Carey’s classic Australian novel won the Miles Franklin Award in 1981 and was adapted into a film starring Barry Otto in 1986 which took out three AFI Awards and the NSW Premier’s Literary Award for the screenplay in 1986.

This hallucinatory ride from suburbia to the rainforest, and beyond is now on the Belvoir stage, starring Toby Truslove (ABC’s Utopia) as Harry and a stellar ensemble cast including Marco Chiappi, Will McDonald, Amber McMahon, Charlotte Nicdao, Susan Prior, Anna Samson and Mark Coles Smith.

Writer Tom Wright (with Director Matthew Lutton, Set & Costume Designer Marg Horwell, Lighting Designer Paul Jacksonhas and crew) have done an excellent job in translating the novel. It's warped and whacky Bliss at its best.

All the philosophical musings are shown in their stark imagery. Lengthy passages of narrative hold the words of Carey true. Enormous acting particularly by Toby Truslove as Harry Joy take the script over the finishing line. He carries the confidence of the advertising executive, balanced with the vulnerability of questioning, with the bigness and the smallness of possibilities and realisations.

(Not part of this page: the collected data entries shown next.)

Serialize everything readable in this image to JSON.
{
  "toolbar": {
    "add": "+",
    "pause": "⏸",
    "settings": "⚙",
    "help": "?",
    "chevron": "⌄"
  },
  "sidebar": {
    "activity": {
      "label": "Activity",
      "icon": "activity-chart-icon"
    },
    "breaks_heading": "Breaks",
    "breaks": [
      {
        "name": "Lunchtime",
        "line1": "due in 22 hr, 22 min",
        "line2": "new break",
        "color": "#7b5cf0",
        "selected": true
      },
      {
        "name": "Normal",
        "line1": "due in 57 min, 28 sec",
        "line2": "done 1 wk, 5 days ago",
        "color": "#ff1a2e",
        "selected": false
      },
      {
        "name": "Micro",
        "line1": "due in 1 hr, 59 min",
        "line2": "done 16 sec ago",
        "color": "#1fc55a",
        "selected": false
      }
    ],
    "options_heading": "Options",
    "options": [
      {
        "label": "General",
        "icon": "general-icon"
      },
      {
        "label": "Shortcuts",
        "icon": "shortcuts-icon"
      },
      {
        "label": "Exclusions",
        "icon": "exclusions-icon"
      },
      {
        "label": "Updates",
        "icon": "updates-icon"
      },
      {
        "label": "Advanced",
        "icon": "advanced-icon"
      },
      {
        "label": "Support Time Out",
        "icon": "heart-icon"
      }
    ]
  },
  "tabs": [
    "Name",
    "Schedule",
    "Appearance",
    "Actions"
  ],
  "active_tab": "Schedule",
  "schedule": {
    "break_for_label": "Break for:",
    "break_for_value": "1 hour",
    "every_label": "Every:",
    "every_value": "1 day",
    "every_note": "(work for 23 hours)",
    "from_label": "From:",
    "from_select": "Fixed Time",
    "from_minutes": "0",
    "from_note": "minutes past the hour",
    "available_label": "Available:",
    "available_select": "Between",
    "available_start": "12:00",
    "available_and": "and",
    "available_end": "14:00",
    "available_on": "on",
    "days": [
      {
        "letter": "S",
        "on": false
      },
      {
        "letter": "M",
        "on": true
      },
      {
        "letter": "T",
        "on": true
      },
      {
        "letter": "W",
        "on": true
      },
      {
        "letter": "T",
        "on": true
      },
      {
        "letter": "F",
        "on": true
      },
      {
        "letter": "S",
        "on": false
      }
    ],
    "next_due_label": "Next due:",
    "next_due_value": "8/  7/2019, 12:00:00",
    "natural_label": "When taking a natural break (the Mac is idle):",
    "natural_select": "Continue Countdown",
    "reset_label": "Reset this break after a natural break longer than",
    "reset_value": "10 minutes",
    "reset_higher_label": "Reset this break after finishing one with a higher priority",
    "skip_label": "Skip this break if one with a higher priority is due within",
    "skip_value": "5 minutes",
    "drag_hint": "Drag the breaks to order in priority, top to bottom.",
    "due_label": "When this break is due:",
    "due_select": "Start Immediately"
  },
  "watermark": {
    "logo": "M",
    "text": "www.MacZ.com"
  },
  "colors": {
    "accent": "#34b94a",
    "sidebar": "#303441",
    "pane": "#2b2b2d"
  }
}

That's not taking away from the whole mob including Indigenous actor Mark Coles Smith. Many of them carry multiple roles - including a bit of gender swapping. Truslove is pivotal to the success. And his two female flanks and kids (also with other role assignments) prop him up and (where the script requires) bring him down.

Bliss on this stage gave me more than I could have hoped for. I hung on every word. In fact, I literally found deeper meaning in life, the universe and all that - from my Belvoir seat. Yet it's not all so serious. There's a belly of laughs to be had too. Comedic timing is immaculate.

Bliss as theatre parallels my love of the novel in more than one way. This was the first time in watching theatre I've wanted to say 'OK let's start over' and watch it again. It's a long play, nearly three hours with interval, but I was ready to get going. Yeup right away. Right now. And if the cast and crew couldn't oblige again that night, there's always tomorrow... Make sure you see this one!